Es todo un fulgir de relámpagos lanzados contra los acusadores.

Tiene tan erguida la cabeza, que parece aún más alto.

Tan severo y solemne se manifiesta, que parece un rey en su trono.

El manto se le ha descolgado de un hombro y forma una ligera cauda tras Él.

Pero Él no se preocupa de ello.

Serio el rostro, sin la más lejana huella de sonrisa en la boca y en los ojos…

Planta éstos en la cara de la gente,

que retrocede como frente a dos puñales puntiagudos.

Mira fijamente a cada uno.

Con una intensidad de escudriñamiento que produce miedo.

Los objetivos de su mirada,

tratan de retroceder entre la gente y de esconderse entre ella.

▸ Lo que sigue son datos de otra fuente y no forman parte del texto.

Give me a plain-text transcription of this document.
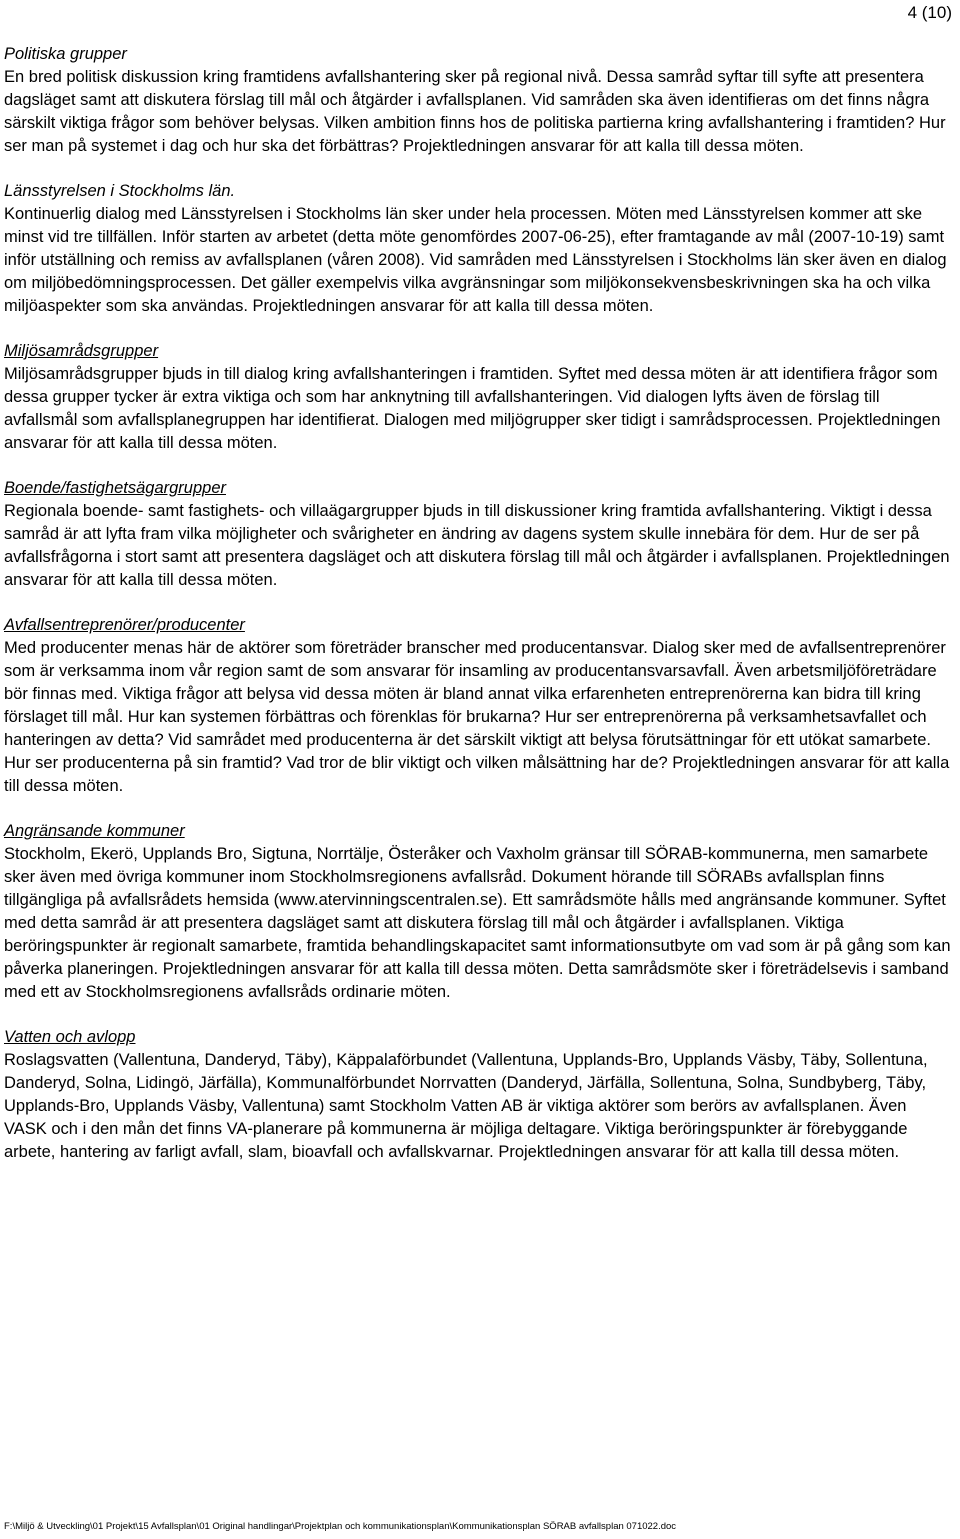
4 (10)

Politiska grupper

En bred politisk diskussion kring framtidens avfallshantering sker på regional nivå. Dessa samråd syftar till syfte att presentera dagsläget samt att diskutera förslag till mål och åtgärder i avfallsplanen. Vid samråden ska även identifieras om det finns några särskilt viktiga frågor som behöver belysas. Vilken ambition finns hos de politiska partierna kring avfallshantering i framtiden? Hur ser man på systemet i dag och hur ska det förbättras? Projektledningen ansvarar för att kalla till dessa möten.

Länsstyrelsen i Stockholms län.

Kontinuerlig dialog med Länsstyrelsen i Stockholms län sker under hela processen. Möten med Länsstyrelsen kommer att ske minst vid tre tillfällen. Inför starten av arbetet (detta möte genomfördes 2007-06-25), efter framtagande av mål (2007-10-19) samt inför utställning och remiss av avfallsplanen (våren 2008). Vid samråden med Länsstyrelsen i Stockholms län sker även en dialog om miljöbedömningsprocessen. Det gäller exempelvis vilka avgränsningar som miljökonsekvensbeskrivningen ska ha och vilka miljöaspekter som ska användas. Projektledningen ansvarar för att kalla till dessa möten.

Miljösamrådsgrupper

Miljösamrådsgrupper bjuds in till dialog kring avfallshanteringen i framtiden. Syftet med dessa möten är att identifiera frågor som dessa grupper tycker är extra viktiga och som har anknytning till avfallshanteringen. Vid dialogen lyfts även de förslag till avfallsmål som avfallsplanegruppen har identifierat. Dialogen med miljögrupper sker tidigt i samrådsprocessen. Projektledningen ansvarar för att kalla till dessa möten.

Boende/fastighetsägargrupper

Regionala boende- samt fastighets- och villaägargrupper bjuds in till diskussioner kring framtida avfallshantering. Viktigt i dessa samråd är att lyfta fram vilka möjligheter och svårigheter en ändring av dagens system skulle innebära för dem. Hur de ser på avfallsfrågorna i stort samt att presentera dagsläget och att diskutera förslag till mål och åtgärder i avfallsplanen. Projektledningen ansvarar för att kalla till dessa möten.

Avfallsentreprenörer/producenter

Med producenter menas här de aktörer som företräder branscher med producentansvar. Dialog sker med de avfallsentreprenörer som är verksamma inom vår region samt de som ansvarar för insamling av producentansvarsavfall. Även arbetsmiljöföreträdare bör finnas med. Viktiga frågor att belysa vid dessa möten är bland annat vilka erfarenheten entreprenörerna kan bidra till kring förslaget till mål. Hur kan systemen förbättras och förenklas för brukarna? Hur ser entreprenörerna på verksamhetsavfallet och hanteringen av detta? Vid samrådet med producenterna är det särskilt viktigt att belysa förutsättningar för ett utökat samarbete. Hur ser producenterna på sin framtid? Vad tror de blir viktigt och vilken målsättning har de? Projektledningen ansvarar för att kalla till dessa möten.

Angränsande kommuner

Stockholm, Ekerö, Upplands Bro, Sigtuna, Norrtälje, Österåker och Vaxholm gränsar till SÖRAB-kommunerna, men samarbete sker även med övriga kommuner inom Stockholmsregionens avfallsråd. Dokument hörande till SÖRABs avfallsplan finns tillgängliga på avfallsrådets hemsida (www.atervinningscentralen.se). Ett samrådsmöte hålls med angränsande kommuner. Syftet med detta samråd är att presentera dagsläget samt att diskutera förslag till mål och åtgärder i avfallsplanen. Viktiga beröringspunkter är regionalt samarbete, framtida behandlingskapacitet samt informationsutbyte om vad som är på gång som kan påverka planeringen. Projektledningen ansvarar för att kalla till dessa möten. Detta samrådsmöte sker i företrädelsevis i samband med ett av Stockholmsregionens avfallsråds ordinarie möten.

Vatten och avlopp

Roslagsvatten (Vallentuna, Danderyd, Täby), Käppalaförbundet (Vallentuna, Upplands-Bro, Upplands Väsby, Täby, Sollentuna, Danderyd, Solna, Lidingö, Järfälla), Kommunalförbundet Norrvatten (Danderyd, Järfälla, Sollentuna, Solna, Sundbyberg, Täby, Upplands-Bro, Upplands Väsby, Vallentuna) samt Stockholm Vatten AB är viktiga aktörer som berörs av avfallsplanen. Även VASK och i den mån det finns VA-planerare på kommunerna är möjliga deltagare. Viktiga beröringspunkter är förebyggande arbete, hantering av farligt avfall, slam, bioavfall och avfallskvarnar. Projektledningen ansvarar för att kalla till dessa möten.

F:\Miljö & Utveckling\01 Projekt\15 Avfallsplan\01 Original handlingar\Projektplan och kommunikationsplan\Kommunikationsplan SÖRAB avfallsplan 071022.doc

El círculo así, se ensancha y se disgrega,

como minado por una fuerza oculta.

Hasta que habla:

–               Quien de vosotros esté sin pecado…

Que tire contra la mujer la primera piedra.

Y la voz es un trueno;

acompañado de un aún más vivo centelleo de la mirada.

Jesús ha recogido los brazos sobre el pecho.

Y está así, erguido como un juez, esperando.

Su mirada no da paz;

hurga, penetra, acusa.

Primero uno, luego dos, luego cinco…

Luego en grupos, los presentes se alejan cabizcaídos.

No sólo los escribas y los fariseos,

sino también los que estaban antes en torno a Jesús.

Y otros que se habían acercado para oír el juicio y la condena…

Que tanto aquéllos como éstos,

se habían unido para injuriar a la culpable y pedir la lapidación.

Jesús se queda sólo con Pedro y Juan.

No es posible ver a los otros apóstoles.

Jesús se ha vuelto a poner a escribir…

Mientras se produce la fuga de los acusadores:

Ahora escribe:

«Fariseos», «Víboras», «Sepulcros de podredumbre», «Embusteros», «Traidores»,

«Enemigos de Dios», «Insultadores de su Verbo»…

Una vez que todo el patio se ha vaciado y se ha hecho un gran silencio.

Donde sólo se escucha el frufrú del viento

y el susurro de una pequeña fuente en un ángulo.

Jesús levanta la cabeza y mira.

Ahora su rostro se ha calmado.

Es un rostro triste, pero ya no está airado.

Mira un momento a Pedro, que se ha alejado ligeramente

y se ha apoyado en una columna.

También a Juan…

que casi detrás de Jesús, lo mira con su mirada cariñosa.

Hay en Jesús un asomo de sonrisa al mirar a Pedro.

Y una sonrisa más marcada al mirar a Juan.

Dos sonrisas distintas.

Luego mira a la mujer, todavía postrada y llorosa, a sus pies.

La observa.

Se levanta, se coloca el manto, como si fuera a ponerse en camino.

Hace una señal a los dos apóstoles para que se encaminen hacia la salida.

Cuando está solo, llama a la mujer.

–              Mujer, escúchame.

Mírame.

Repite la orden, porque ella no se atreve a levantar la cara.

–              Mujer, estamos solos.

Mírame.

La desdichada levanta la cara,

en que el llanto y la tierra han creado una máscara de abatimiento.

En tono bajo, con seriedad compasiva;

tiene el rostro y el cuerpo levemente inclinados hacia el suelo, hacia esa miseria.

Con una expresión indulgente y sanadora que llena su mirada.

Jesús dice:

–                 ¿Dónde están mujer, los que te acusaban?

¿Ninguno te ha condenado?

La mujer entre sollozos, responde:

–                  Ninguno, Maestro.

–                  Tampoco Yo te condenaré.

Vete.

Y no peques más.

Ve a tu casa.

Gánate el perdón.

El de Dios y el de tu marido.

No abuses de la benignidad del Señor.

Ve.

Y la ayuda a levantarse tomándola de una mano.

Pero no la bendice ni le da la paz.

La mira mientras se pone en camino, cabizbaja…

Levemente tambaleante bajo el peso de su vergüenza.

luego cuando ya no se la ve…

Jesús se pone a su vez en camino con sus discípulos.